In January, NBS Director Xie Fuzhan said that the bureau planned to do more mathematical calculations to improve the Gross Domestic Product (GDP) assessment, in order to determine correct energy-consuming indexes and to evaluate service and agricultural industries this year. Experts believed these informative statistics, like the agricultural survey, would be more helpful than the city and county listings for policy makers.
Shenmu, one of the richest counties in Shaanxi Province, with its fiscal revenues hitting 1.98 billion yuan (US$267 million) last year, has also been home to 120,000 poverty-stricken residents, or one third of its total population, Decision Making reported on December 4. Yet the county produced more than 8.2 million tons of crude coal last year. The coal mine production dried up the river in Wanghua Village, a locality of the county. Approximately 400 mu (26.67 hectare) of farmlands belonging to the village became barren, driving local men to leave their homes to seek work on construction sites and forcing local women to sell rubbish to survive. Although the mine owners paid 20,000 yuan to each villager, the subsidies were inadequate compared with the farmers' losses. "What can we do when the compensation runs out? There is no more land to plough and no water to drink," said a local farmer.

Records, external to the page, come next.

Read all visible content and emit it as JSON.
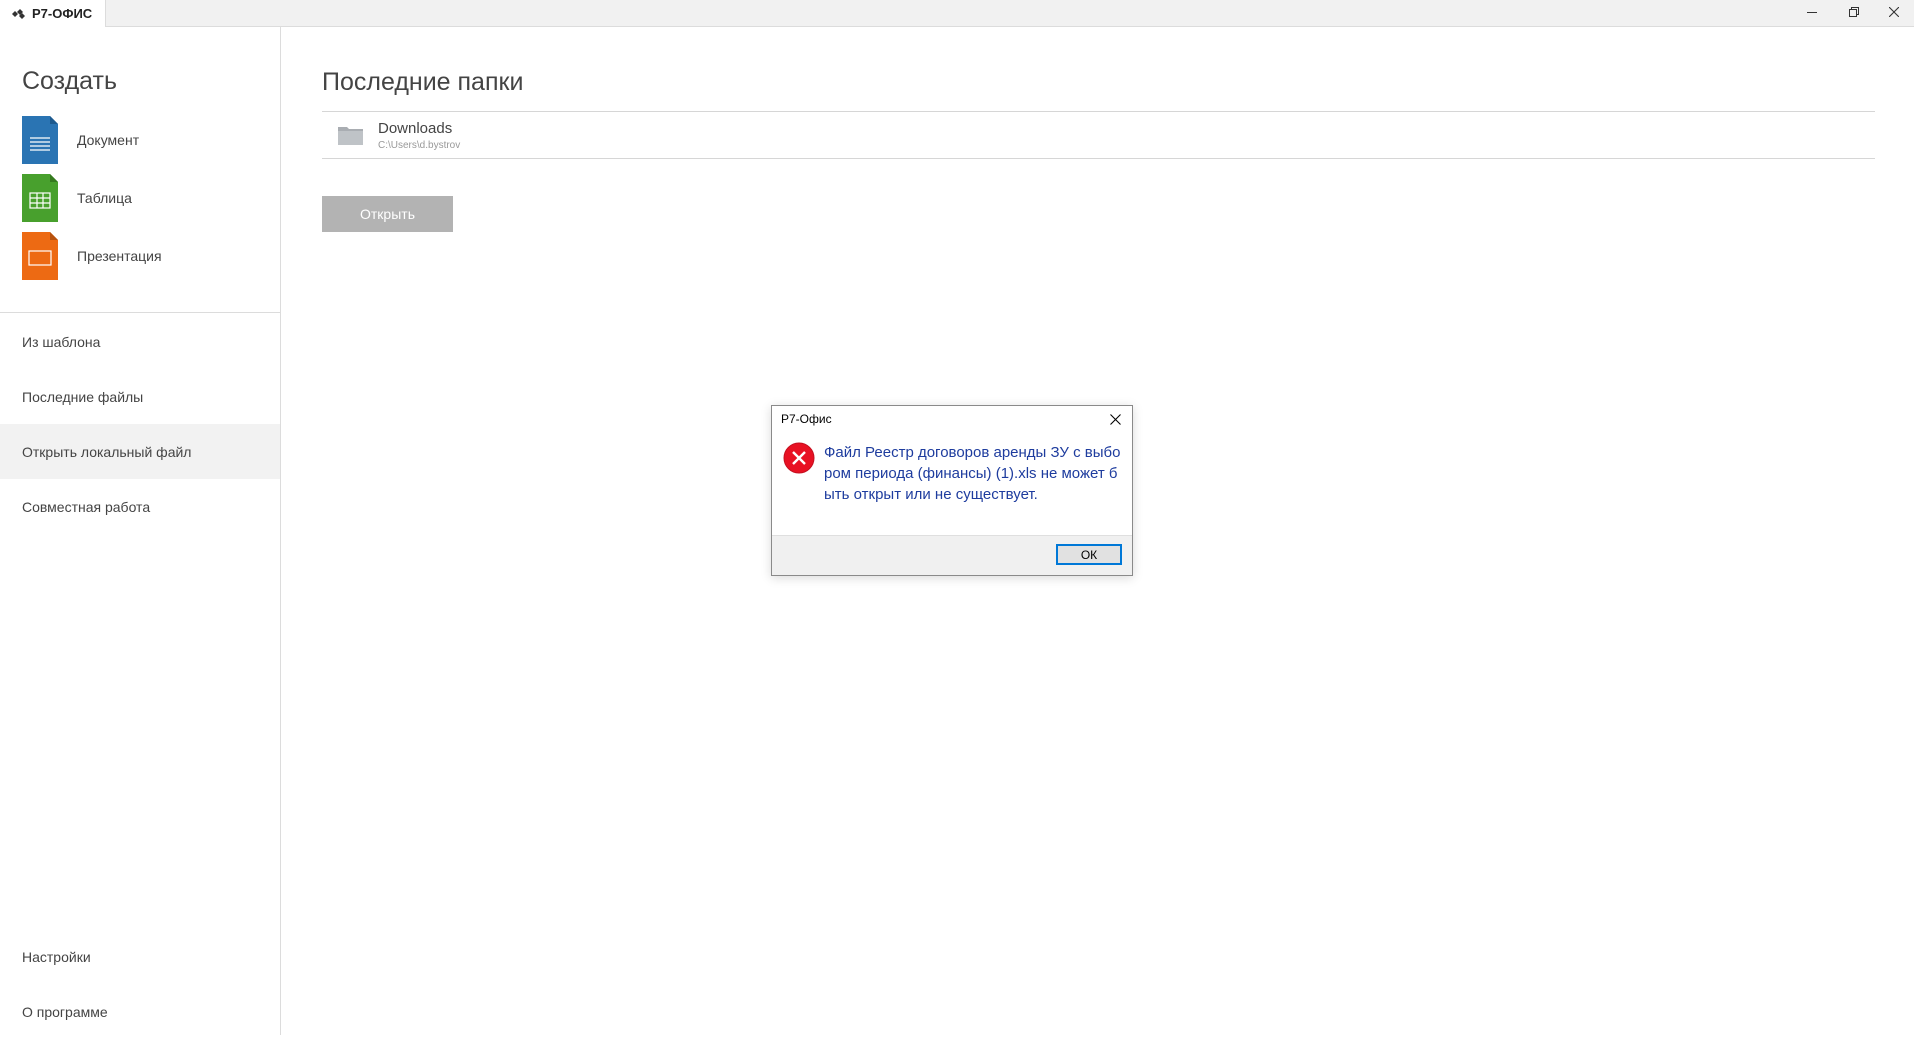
{
  "window": {
    "app_title": "Р7-ОФИС",
    "minimize_icon": "minimize-icon",
    "restore_icon": "restore-icon",
    "close_icon": "close-icon"
  },
  "sidebar": {
    "create_heading": "Создать",
    "create_items": [
      {
        "label": "Документ",
        "icon": "document-icon",
        "color": "#2a74b3"
      },
      {
        "label": "Таблица",
        "icon": "spreadsheet-icon",
        "color": "#48a02d"
      },
      {
        "label": "Презентация",
        "icon": "presentation-icon",
        "color": "#ed6a13"
      }
    ],
    "nav_items": [
      {
        "label": "Из шаблона"
      },
      {
        "label": "Последние файлы"
      },
      {
        "label": "Открыть локальный файл",
        "active": true
      },
      {
        "label": "Совместная работа"
      }
    ],
    "bottom_items": [
      {
        "label": "Настройки"
      },
      {
        "label": "О программе"
      }
    ]
  },
  "main": {
    "title": "Последние папки",
    "folders": [
      {
        "name": "Downloads",
        "path": "C:\\Users\\d.bystrov",
        "icon": "folder-icon"
      }
    ],
    "open_button": "Открыть"
  },
  "dialog": {
    "title": "Р7-Офис",
    "icon": "error-icon",
    "message": "Файл Реестр договоров аренды ЗУ с выбором периода (финансы) (1).xls не может быть открыт или не существует.",
    "ok_label": "ОК"
  }
}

Similar troubles also worry local bureaucrats. An official from neighboring Fugu County told the magazine: "We introduced business enterprises to benefit our people and improve their lives. But in fact, the firms have caused massive pollution, ruined our natural resources and harmed people's health."
According to a survey conducted by Chen Yao, a researcher from the Institute of Industrial Economics of Chinese Academy of Social Sciences, the top 100 counties have doubled their costs in a decade-from 150 million yuan while creating 100 million yuan in GDP.
To put an end to the energy-consuming economic circle, the State Council has issued an evaluation system of energy consumption per GDP in November of this year. Resources-saving performance will play a key role in deciding provincial governors' future careers as of next year. In fact, a veto from the environmental protection bureau could deny potential awards to local governors.
According to a survey conducted by the media among Shaoxing natives in August, an ideal model county should be capable of keeping the environment pristine; narrow the income gap among residents; lower the unemployment rate and build up a reliable security system for local citizens. Yao Jingyuan, chief economist from the National Bureau of Statistics, said that the assessment of economic sustainability is more important than the evaluation of current development. "But," he noted, "the problem is how to assess it."